Tips for Hyperparameter Optimization | Beendless ~ 快节奏,慢生活,无止境

One of the biggest headaches of using deep neural networks is that they have tons of hyperparameters that should be optimized so that the network performs optimally. Below are some notes coming from Deep Learning Quick Reference.

Try to Find some similar solved problem.

Keep adding layers/nodes until the network gets overfitting.

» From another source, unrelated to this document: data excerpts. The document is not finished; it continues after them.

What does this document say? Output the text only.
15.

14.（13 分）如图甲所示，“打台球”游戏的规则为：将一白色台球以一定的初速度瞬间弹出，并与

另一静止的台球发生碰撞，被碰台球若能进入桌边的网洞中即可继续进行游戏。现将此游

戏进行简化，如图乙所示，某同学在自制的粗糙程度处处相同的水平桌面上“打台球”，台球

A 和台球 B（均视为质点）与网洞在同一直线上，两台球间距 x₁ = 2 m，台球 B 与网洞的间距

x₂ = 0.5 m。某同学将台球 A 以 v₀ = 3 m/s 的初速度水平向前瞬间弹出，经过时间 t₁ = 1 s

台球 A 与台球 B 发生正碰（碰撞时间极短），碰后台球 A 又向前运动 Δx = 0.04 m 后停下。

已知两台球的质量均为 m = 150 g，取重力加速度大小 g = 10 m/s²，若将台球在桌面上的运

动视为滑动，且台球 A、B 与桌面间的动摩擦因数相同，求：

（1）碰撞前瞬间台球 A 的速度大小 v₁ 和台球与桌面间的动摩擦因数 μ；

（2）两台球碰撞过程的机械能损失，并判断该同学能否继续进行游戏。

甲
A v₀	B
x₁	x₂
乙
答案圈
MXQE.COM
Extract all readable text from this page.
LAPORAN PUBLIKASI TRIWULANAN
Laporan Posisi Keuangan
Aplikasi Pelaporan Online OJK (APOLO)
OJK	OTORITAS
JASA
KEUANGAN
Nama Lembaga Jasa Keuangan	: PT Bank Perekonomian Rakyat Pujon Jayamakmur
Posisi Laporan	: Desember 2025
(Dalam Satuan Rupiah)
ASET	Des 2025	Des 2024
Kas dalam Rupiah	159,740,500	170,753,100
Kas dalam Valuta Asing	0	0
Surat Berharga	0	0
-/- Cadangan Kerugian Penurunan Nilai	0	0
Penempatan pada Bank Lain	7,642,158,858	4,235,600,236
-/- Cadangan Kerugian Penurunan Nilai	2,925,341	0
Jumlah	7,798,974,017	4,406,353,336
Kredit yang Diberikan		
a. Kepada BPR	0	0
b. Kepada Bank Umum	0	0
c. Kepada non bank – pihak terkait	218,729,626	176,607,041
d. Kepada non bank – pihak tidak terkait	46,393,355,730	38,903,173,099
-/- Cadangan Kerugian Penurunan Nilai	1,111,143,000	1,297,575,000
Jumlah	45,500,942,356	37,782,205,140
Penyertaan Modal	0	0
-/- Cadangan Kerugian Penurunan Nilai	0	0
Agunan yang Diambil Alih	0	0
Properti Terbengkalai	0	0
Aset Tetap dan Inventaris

1	The bad thing becomes a good thing to help us confirm that the network can fit the training sets perfectly at least.

Hyperparameters

Optimizer

Usually, you can start with Adam, but an RMSProp or a fine-tuned SGD may do a better job. You will need to tune the learning rate, momentum, decay and so on.
Network Weight Initialization

You can start with he_normal or he_uniform.
Neuron Activation

In most cases, relu is the first one you need to use. But you should try leaky-relu or tanh if needed.
Regularization
- Dropout probability
- L2 regularization
Batch size

All of the combinations of the methods above you may need to try to get an optimized result, below are the common strategies:

Grid search
Random search
Bayesian optimization
Genetic algorithms
Hyperband

From the author, J. Malia Andrus:

Ultimately, hyperparameter search is an economics problem, and the first part of any hyperparameter search should be a consideration for your budget of computation time, and personal time, in attempting to isolate the best hyperparameter configuration.